Henshaws share their experiences of  applying for funding during the pandemic

Henshaws are a Northern Charity that support people living with sight loss and a range of other disabilities. Mark Belcher is their Community Development Manager – Digital and works with colleagues to deliver their Digital Enablement Service and the free on-line resource called Henshaws Knowledge Village.

Visionary have been chatting to Mark about some of their community work over this COVID period and asked him some specific questions about some recent initiatives.

Photo shows members of the Henshaws team standing in front of a display of magnifiers and echo dot devices.

Q1: What needs/gaps did you identify before applying for grants over the last year?

The needs/gaps within the organisation changed as we moved into the various phases of lockdown. The demand for our support increased dramatically at a time when we had to adjust where, when, and how to deliver our existing and new services as a direct result of COVID; e.g. home visits, telephone buddy and check-in service.

Q2: What are your key aspirations from this funding?

Our response to Covid was to contact the local sight loss community to understand their needs, and that helped us to prioritise funding. To ensure we were able to deliver an effective service from homes and office we needed to invest in our front-line infrastructure; things like more telephone line licences, computers to be able to work effectively from various locations, home being the new location for a lot of us.

Technology became a real necessity. People who hadn’t embraced technology before COVID, were getting in touch and asking us how we can get them connected and/or keep them connected. Some of these people had volunteers and family members helping them to manage their affairs, from reading mail, managing their medication, to shopping on-line. Real life examples include a lady who lives alone and has been surviving on soup as she cannot read her microwave meal instructions to cook it safely and another lady very distressed, she could not read her mail she usually takes it to a community centre for someone to read it to her, but it has closed, and she is worried she is missing bill payments or hospital appointments.

Henshaws Digital Enablement Team support people to access this digital world that we are creating, but sometimes we need to remind people that we are also here to enable people to access the ‘printed’ world too. Books, newspapers, food, medication, health messages and all the stuff that gets pushed through your letter boxes.

Technology Giveaways: Unfortunately, we come across too many people that cannot afford to invest in technology that would maintain their independence. We applied to Trafford Council and The Greater Manchester High Sheriff’s Police Trust for digital magnifiers. Technology that allows the person to magnify any text and adjust the magnification with ease, they allow better colour combinations, contrast and a larger viewing screen. We also received support to give-away Amazon Echo devices, which included a years’ worth of WIFI too. In total we received approximately 35 x Optelec Magnifiers, 30 x Amazon Echos and 10 x O2 hotspots and WIFI. Getting WIFI to be included was an absolute milestone for us, the funding officer from Trafford Council was absolutely on the ball with the understanding that the device in isolation won’t get some people connected and stay connected.

Build in our resilience became an aim because the size of my team hadn’t changed but the demand on it had dramatically. So, we looked to the grant providers to purchase digital magnifiers and iPads so we can issue and train our Patient Support and Enablement staff to deliver basic accessibility demonstrations, including one or two specialist applications, designed to support people with sight loss.

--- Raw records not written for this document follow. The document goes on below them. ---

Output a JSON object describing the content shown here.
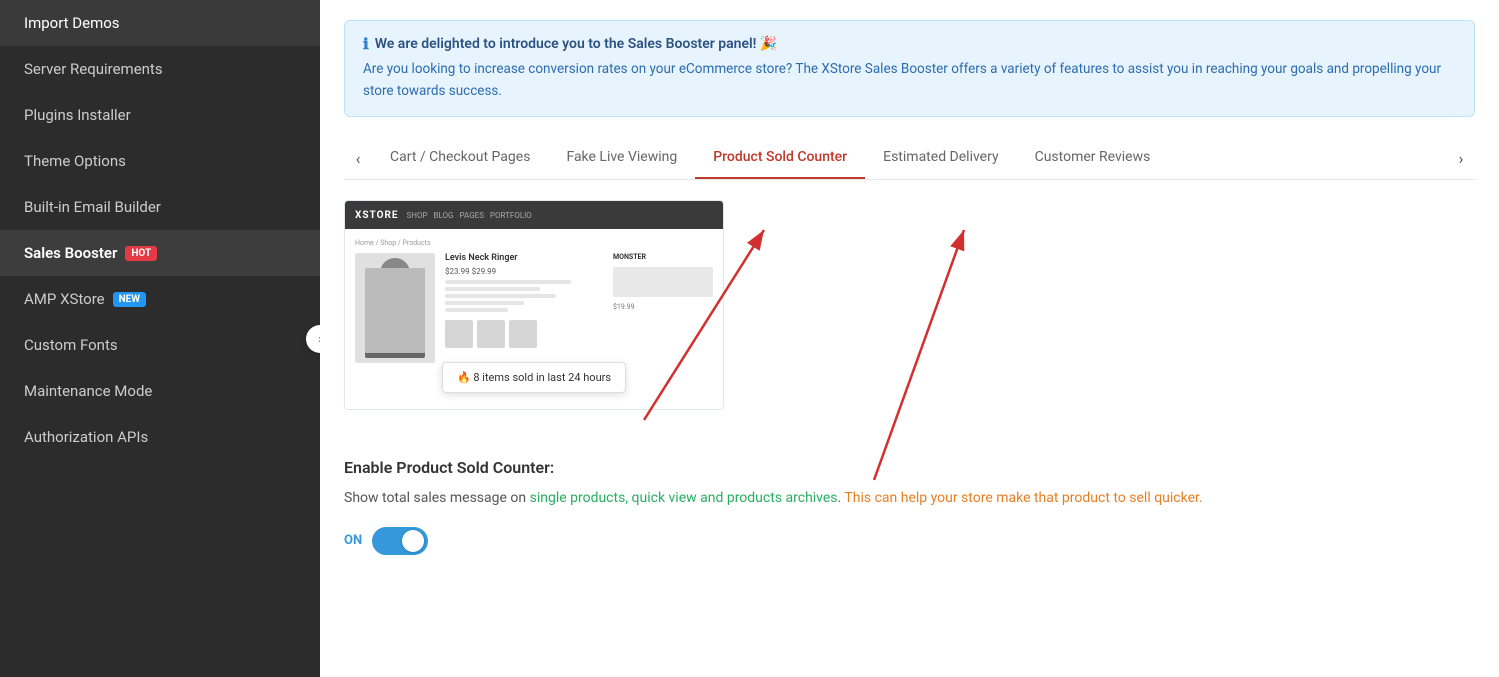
{
  "sidebar": {
    "items": [
      {
        "id": "import-demos",
        "label": "Import Demos",
        "active": false,
        "badge": null
      },
      {
        "id": "server-requirements",
        "label": "Server Requirements",
        "active": false,
        "badge": null
      },
      {
        "id": "plugins-installer",
        "label": "Plugins Installer",
        "active": false,
        "badge": null
      },
      {
        "id": "theme-options",
        "label": "Theme Options",
        "active": false,
        "badge": null
      },
      {
        "id": "built-in-email-builder",
        "label": "Built-in Email Builder",
        "active": false,
        "badge": null
      },
      {
        "id": "sales-booster",
        "label": "Sales Booster",
        "active": true,
        "badge": "HOT",
        "badge_type": "hot"
      },
      {
        "id": "amp-xstore",
        "label": "AMP XStore",
        "active": false,
        "badge": "NEW",
        "badge_type": "new"
      },
      {
        "id": "custom-fonts",
        "label": "Custom Fonts",
        "active": false,
        "badge": null
      },
      {
        "id": "maintenance-mode",
        "label": "Maintenance Mode",
        "active": false,
        "badge": null
      },
      {
        "id": "authorization-apis",
        "label": "Authorization APIs",
        "active": false,
        "badge": null
      }
    ]
  },
  "banner": {
    "icon": "ℹ",
    "title": "We are delighted to introduce you to the Sales Booster panel! 🎉",
    "description": "Are you looking to increase conversion rates on your eCommerce store? The XStore Sales Booster offers a variety of features to assist you in reaching your goals and propelling your store towards success."
  },
  "tabs": {
    "prev_arrow": "‹",
    "next_arrow": "›",
    "items": [
      {
        "id": "cart-checkout",
        "label": "Cart / Checkout Pages",
        "active": false
      },
      {
        "id": "fake-live-viewing",
        "label": "Fake Live Viewing",
        "active": false
      },
      {
        "id": "product-sold-counter",
        "label": "Product Sold Counter",
        "active": true
      },
      {
        "id": "estimated-delivery",
        "label": "Estimated Delivery",
        "active": false
      },
      {
        "id": "customer-reviews",
        "label": "Customer Reviews",
        "active": false
      }
    ]
  },
  "preview": {
    "logo": "XSTORE",
    "popup_text": "🔥 8 items sold in last 24 hours"
  },
  "content": {
    "enable_title": "Enable Product Sold Counter:",
    "enable_desc_part1": "Show total sales message on ",
    "enable_desc_green": "single products, quick view and products archives",
    "enable_desc_part2": ". ",
    "enable_desc_orange": "This can help your store make that product to sell quicker.",
    "toggle_label": "ON"
  }
}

Q3: As you know, Visionary members value shared learning – what advice/comment would you have about how you review grants?

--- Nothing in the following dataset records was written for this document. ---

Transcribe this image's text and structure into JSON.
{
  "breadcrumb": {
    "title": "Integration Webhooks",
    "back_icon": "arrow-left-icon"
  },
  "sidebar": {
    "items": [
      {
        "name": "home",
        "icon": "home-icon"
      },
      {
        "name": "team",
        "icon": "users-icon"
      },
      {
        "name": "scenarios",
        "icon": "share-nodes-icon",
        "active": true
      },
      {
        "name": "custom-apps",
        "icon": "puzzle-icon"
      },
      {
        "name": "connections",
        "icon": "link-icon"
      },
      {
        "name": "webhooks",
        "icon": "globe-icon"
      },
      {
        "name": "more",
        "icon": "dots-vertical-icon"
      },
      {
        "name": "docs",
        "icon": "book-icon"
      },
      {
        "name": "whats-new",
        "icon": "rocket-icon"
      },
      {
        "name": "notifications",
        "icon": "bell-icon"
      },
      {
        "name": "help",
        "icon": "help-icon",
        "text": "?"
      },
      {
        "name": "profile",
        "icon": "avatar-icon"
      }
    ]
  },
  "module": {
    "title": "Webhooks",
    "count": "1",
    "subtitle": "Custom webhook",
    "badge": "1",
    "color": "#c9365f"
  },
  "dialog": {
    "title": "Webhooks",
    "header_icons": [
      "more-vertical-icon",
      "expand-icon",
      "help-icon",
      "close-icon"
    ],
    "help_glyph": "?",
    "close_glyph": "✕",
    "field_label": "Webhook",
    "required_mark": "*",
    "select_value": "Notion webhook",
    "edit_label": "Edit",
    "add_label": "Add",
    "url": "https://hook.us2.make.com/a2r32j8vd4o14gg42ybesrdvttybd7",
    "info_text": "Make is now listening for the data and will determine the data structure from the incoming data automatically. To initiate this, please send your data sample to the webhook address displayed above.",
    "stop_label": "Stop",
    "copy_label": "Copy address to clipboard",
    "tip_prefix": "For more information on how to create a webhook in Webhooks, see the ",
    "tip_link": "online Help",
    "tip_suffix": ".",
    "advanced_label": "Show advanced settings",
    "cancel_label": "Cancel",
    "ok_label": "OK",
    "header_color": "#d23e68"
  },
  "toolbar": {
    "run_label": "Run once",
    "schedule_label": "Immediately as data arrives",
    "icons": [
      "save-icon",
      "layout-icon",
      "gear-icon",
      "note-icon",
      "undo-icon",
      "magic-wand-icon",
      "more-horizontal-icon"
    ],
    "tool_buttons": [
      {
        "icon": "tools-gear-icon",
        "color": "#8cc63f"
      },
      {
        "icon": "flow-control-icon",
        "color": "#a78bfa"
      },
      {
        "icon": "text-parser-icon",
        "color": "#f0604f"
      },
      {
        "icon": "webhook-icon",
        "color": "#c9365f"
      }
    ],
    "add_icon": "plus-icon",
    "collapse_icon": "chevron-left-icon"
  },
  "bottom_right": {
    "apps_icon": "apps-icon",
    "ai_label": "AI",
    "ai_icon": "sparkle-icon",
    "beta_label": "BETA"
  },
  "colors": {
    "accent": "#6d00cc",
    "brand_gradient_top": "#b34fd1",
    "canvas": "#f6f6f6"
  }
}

Our mantra is ‘its everyone’s responsibility to keep a look out for funding’ we are fortunate to have a fantastic Fundraising Team, which includes Trusts and Grants specialists. I know some charities don’t have this luxury, I would say necessity, because it’s a real skill! The trick is teamwork, really understand the services we are trying to develop and/or maintain, together with a deep understanding of the requirements of a successful bid and the responsibilities thereafter. Another thing to be mindful of it not to chase the cash that might compromise the actual work you are doing and doing well. This includes duplication, we are advocates of signposting to already established services, and not trying to duplicate.